Leonard, S. A.; Dysart, K.; Callahan, A.; Siadat, S.; Zhang, J.; Handley, S. C.; Huybrechts, K. F.; Igbinosa, I.; Bateman, B. T.
Show abstract
Background: Epic Cosmos is a relatively new centralized electronic health record dataset with high potential utility in perinatal epidemiologic research. Objectives: The study objectives were to develop replicable steps to create longitudinal, linked maternal-infant cohorts in Cosmos, assess completeness of key variables, evaluate potential selection bias with restrictions for longitudinal healthcare encounters, and provide an example epidemiologic analysis. Methods: We created maternal-infant cohorts by starting with live births during 2023-2024 recorded in the BirthFact data table and joining with additional data tables as needed. We selected and created variables for perinatal characteristics, common comorbidities, and routinely measured vital signs and laboratory values, and assessed variable completeness. We sequentially restricted the birth cohort for maternal-infant linkage and longitudinal healthcare from first-trimester prenatal care encounter through infant follow-up care within 12 weeks post-discharge from birth hospitalization.
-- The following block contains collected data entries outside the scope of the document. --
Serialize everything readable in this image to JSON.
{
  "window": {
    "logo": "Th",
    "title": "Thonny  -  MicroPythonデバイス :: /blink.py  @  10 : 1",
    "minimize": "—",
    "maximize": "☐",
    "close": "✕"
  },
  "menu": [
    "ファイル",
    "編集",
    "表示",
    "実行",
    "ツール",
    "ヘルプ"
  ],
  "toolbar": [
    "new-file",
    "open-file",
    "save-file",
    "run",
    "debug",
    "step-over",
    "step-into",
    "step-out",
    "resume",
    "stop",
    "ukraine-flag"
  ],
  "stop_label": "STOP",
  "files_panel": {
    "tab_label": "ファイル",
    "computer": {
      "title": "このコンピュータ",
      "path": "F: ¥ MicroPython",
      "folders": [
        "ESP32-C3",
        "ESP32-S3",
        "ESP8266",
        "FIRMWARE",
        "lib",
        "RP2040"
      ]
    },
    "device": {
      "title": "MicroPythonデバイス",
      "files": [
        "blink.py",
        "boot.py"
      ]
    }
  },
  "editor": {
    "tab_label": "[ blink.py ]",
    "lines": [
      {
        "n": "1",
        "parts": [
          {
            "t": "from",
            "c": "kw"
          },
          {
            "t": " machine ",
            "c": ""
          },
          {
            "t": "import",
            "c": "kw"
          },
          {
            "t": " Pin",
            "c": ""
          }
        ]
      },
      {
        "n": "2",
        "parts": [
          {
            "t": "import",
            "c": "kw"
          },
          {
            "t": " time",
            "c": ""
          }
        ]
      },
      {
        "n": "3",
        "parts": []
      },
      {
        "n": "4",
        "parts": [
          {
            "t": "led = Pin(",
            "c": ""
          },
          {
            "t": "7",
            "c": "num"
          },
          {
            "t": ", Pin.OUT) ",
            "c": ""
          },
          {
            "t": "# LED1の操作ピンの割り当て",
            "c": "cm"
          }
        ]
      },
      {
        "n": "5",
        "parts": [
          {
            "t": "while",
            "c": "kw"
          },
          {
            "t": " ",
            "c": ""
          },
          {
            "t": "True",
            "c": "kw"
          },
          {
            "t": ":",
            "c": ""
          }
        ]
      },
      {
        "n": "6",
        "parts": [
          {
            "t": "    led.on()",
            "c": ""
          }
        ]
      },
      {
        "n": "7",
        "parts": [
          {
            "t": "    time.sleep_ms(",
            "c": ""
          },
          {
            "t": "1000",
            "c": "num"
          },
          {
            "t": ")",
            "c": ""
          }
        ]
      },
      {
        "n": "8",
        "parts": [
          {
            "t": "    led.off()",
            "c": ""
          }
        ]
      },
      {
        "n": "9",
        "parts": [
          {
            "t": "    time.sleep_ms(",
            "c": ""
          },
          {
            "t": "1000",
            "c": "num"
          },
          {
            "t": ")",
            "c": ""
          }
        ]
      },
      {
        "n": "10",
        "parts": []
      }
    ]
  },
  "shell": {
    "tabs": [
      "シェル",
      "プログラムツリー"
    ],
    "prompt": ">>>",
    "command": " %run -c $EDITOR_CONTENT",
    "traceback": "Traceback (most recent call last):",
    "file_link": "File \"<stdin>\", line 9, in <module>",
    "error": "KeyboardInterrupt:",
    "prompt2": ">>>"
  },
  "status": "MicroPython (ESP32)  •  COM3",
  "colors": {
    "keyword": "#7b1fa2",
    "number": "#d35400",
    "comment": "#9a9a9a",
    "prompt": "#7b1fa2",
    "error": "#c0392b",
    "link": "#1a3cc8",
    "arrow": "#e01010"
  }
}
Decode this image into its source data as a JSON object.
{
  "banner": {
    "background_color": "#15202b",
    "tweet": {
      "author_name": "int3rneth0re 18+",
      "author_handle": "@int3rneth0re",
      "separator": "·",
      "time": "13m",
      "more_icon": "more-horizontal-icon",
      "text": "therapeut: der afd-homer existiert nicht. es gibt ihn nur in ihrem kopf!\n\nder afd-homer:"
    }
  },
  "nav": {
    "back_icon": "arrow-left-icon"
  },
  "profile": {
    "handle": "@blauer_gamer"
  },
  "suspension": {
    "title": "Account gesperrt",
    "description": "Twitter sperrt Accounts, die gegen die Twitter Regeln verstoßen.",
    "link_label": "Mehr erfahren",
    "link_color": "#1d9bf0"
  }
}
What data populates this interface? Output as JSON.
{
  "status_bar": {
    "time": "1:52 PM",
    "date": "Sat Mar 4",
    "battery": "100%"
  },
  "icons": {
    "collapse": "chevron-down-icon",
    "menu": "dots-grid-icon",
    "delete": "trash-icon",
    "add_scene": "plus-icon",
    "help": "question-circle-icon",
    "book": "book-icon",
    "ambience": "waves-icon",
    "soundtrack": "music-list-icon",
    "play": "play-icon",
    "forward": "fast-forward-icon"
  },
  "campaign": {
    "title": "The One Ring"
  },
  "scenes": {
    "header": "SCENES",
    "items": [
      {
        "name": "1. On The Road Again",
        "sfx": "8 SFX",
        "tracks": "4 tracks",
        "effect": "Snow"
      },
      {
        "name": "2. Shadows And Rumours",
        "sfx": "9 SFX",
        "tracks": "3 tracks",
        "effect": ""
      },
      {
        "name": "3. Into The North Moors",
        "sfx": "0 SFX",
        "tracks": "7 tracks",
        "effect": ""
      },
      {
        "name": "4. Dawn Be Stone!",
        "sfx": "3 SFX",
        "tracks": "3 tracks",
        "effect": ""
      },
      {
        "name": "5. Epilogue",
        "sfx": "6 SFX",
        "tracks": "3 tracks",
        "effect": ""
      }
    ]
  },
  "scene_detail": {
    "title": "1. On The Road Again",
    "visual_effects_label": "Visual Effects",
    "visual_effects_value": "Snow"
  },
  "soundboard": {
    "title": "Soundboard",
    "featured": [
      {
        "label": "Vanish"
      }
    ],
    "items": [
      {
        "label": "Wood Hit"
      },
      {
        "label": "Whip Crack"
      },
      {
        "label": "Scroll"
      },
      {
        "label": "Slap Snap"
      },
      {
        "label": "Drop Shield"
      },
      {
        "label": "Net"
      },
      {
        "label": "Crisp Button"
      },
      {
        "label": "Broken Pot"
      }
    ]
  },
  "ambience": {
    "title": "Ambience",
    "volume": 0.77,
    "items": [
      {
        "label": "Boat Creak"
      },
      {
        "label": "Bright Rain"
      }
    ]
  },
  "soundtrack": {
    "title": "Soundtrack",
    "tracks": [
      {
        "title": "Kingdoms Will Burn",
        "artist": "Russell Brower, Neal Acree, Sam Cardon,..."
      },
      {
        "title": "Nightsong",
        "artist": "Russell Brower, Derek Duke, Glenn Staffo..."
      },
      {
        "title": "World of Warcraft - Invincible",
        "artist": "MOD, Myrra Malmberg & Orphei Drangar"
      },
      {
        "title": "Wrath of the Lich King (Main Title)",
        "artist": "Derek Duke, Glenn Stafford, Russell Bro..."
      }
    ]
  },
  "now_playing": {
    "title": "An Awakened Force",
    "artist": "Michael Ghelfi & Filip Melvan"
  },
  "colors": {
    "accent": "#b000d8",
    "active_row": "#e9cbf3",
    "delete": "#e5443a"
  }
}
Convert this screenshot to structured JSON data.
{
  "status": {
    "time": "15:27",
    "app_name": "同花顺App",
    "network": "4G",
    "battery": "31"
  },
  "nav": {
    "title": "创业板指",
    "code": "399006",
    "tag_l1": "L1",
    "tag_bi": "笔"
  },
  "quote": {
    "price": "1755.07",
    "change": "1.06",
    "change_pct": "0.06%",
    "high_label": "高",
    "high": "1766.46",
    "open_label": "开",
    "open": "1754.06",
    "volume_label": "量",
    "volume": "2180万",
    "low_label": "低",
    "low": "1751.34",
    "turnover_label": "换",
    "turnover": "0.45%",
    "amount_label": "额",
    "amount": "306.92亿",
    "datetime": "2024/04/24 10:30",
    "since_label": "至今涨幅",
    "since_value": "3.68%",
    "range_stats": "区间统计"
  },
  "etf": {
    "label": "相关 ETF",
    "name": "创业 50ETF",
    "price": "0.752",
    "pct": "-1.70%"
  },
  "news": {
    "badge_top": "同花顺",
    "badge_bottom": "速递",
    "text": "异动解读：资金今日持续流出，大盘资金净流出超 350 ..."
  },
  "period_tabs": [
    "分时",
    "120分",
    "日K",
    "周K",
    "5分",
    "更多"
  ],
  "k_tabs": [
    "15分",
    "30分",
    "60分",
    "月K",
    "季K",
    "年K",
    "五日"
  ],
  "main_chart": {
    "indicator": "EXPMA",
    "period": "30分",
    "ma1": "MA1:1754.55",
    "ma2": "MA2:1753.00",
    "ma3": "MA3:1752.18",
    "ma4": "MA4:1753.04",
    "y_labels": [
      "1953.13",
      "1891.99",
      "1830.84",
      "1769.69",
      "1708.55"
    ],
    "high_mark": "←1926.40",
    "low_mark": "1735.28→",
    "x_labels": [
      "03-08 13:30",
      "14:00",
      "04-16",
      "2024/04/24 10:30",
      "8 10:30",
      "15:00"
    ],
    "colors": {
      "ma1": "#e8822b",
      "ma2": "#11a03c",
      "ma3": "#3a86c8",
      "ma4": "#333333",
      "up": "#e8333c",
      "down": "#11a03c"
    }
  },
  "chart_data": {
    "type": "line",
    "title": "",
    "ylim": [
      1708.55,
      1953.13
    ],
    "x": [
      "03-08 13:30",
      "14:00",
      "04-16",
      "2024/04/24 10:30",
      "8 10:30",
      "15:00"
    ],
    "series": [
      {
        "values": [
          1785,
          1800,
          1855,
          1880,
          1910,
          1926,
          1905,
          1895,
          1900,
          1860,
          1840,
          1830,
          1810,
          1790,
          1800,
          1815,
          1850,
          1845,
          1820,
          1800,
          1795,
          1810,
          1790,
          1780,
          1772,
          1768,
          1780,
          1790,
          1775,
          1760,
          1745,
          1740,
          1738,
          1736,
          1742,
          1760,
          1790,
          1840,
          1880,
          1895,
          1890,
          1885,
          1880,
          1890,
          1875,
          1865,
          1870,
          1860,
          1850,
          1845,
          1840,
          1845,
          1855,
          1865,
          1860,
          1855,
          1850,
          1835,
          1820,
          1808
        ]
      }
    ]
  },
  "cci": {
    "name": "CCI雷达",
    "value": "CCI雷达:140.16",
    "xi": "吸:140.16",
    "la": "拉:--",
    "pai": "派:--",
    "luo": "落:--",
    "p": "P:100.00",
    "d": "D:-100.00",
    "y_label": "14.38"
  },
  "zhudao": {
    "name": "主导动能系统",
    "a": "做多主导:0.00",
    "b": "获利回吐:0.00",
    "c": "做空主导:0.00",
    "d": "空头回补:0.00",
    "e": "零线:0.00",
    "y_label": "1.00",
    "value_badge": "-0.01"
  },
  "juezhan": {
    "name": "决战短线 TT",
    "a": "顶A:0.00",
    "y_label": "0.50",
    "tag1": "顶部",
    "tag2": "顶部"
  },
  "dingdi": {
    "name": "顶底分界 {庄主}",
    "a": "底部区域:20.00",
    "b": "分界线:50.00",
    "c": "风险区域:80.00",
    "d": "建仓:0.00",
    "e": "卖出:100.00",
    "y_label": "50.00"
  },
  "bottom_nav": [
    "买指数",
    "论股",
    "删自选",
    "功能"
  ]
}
Finally, we conducted an example analysis of the association between high systolic blood pressure in the first trimester ([≥]140 mm Hg) and later onset of preeclampsia among those with chronic hypertension. Results: The total linked birth cohort included 2,624,186 pregnancies. Completeness was >90% for most variables assessed but was 77% for racial and ethnic group and 76% for body mass index at delivery. Characteristics of the cohort were similar to those reported for the entire United States birth population based on birth certificate data, including similar regional and racial-ethnic composition. Longitudinal cohort restriction requiring linked records from first trimester prenatal care through infant follow-up care reduced the cohort size to 509,148 pregnancies. However, restriction had minimal effects on cohort characteristics. In the example analysis, high systolic blood pressure was associated with increased risk of preeclampsia among those with chronic hypertension (aRR: 1.26; 95% CI: 1.22, 1.30). Conclusions: This study provides a rigorous and reproducible approach to creating longitudinal, linked maternal-infant cohorts in Epic Cosmos and the analytical findings suggest high data quality and representativeness.